Таков был останкинский домовой Шеврикука в ветреные июньские дни. Многим, знавшим его, он казался тогда смирным, доброжелательным, несклонным бить стекла и зеркала, вот если только ворчуном. Но кто в те ветреные дни не ворчал, не бранил порядки и их исполнителей? А Шеврикука лишь казался смирным и послушным. Он жил присмиревшим и притихшим. На всякий случай. Чтобы ничего не проморгать и быть в готовности. Предчувствие волновало его: вот-вот начнется то, о чем он уже давно выстраивал предположения. Тогда и понадобится Шеврикука истинный…
2
Воскресные созерцания Шеврикуки были разрушены.
Если помните, Шеврикука спал мало. Но вот созерцать нечто в себе и в природе, совершать, закрыв веки, путешествия, разглядывать книги с просветительскими, но живыми картинками либо же читать сочинения, чувствительные или глубокомысленные, он был расположен. Тем более что времени у него хватало. При жильцах, а тем более при хозяевах приходилось бдеть, чуть ли не приговаривая в воодушевлении: «Рады стараться!» При квартиросъемщиках, да в двух подъездах, да на девяти этажах, ни о каких воодушевлениях речи не шло. Нет, порой Шеврикука и старался, но это когда он ощущал, что чья-то человеческая жизнь подлинно требует его опеки, тут уж он опять в силу воспитания становился незримым дядькой-опекуном при малых детях. А так он просто содержал подъезды в опрятности и ни в чьи житейские обстоятельства без нужды не встревал.

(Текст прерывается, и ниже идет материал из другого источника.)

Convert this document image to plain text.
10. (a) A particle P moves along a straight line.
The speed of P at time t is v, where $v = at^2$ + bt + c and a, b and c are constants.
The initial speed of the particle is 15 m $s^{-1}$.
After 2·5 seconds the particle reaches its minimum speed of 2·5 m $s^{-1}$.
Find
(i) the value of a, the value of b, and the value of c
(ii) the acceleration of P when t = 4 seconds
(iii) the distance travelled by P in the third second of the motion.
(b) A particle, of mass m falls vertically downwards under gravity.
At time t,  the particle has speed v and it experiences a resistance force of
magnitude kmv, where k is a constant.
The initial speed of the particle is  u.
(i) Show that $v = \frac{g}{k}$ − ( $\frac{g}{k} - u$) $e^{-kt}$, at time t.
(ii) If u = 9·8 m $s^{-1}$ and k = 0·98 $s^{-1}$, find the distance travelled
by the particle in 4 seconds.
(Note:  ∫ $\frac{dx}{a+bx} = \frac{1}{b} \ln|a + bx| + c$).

Поутру в воскресенье Шеврикука хотел откушать в чащах Лосиного Острова брусничного листа. Но передумал. Забрел в квартиру пенсионеров Уткиных, отбывших на дачу, и, съежившись там, улегся в кратере малахитовой вазы. В вазу ничего никогда не клали из почтения к камню и Даниле-мастеру, в ней сейчас было чисто, прохладно, и Шеврикука созерцал. И вдруг почувствовал, что в его владениях происходят безобразия. Или вот-вот произойдут. Так, услышал, что в соседнем, его, подъезде отключили воду. Что-то затевалось на четвертом этаже в квартире (№ 468) стервецов Радлугиных. Супруги Радлугины работали в сберегательной кассе, она – контролером, он чинил аппараты и любезничал с кассиршами. Радлугин, в пору, когда достославный Егор двинулся в поход за очищение народных генов от влитого в них алкоголя, уловил возможность скорой карьеры и наградил себя изобретенным титулом – Старший по подъезду. Он принялся сражаться с бытовым пьянством, врывался в частную жизнь, корил неразумных, просвещал их насчет мирового заговора, рассылал филиппики по местам их работ, а предположив в квартирах винокуренное производство, вызывал милиционеров с собаками, не переносящими самогон на дух. Шеврикука обиделся, в наглом и корыстном самозванстве углядел покушение на свои полномочия, приманив как-то Радлугина запахом яблочной косорыловки, дверью прищемил тому нос. Недели три волонтер великой войны с порчей генов ходил с бинтами на роже. И теперь у Шеврикуки не было к Радлугиным симпатии, и пусть бы у них все ломалось и дергалось. Но Шеврикука явно ощущал присутствие чужой силы. Или хотя бы чужого усилия. Никакие местные полтергейсты в подъездах Шеврикуки не развлекались, они знали его нрав и знали, что он может показать им барабашкину мать. Шеврикука вздохнул, потянулся и незримо перенесся в соседний подъезд.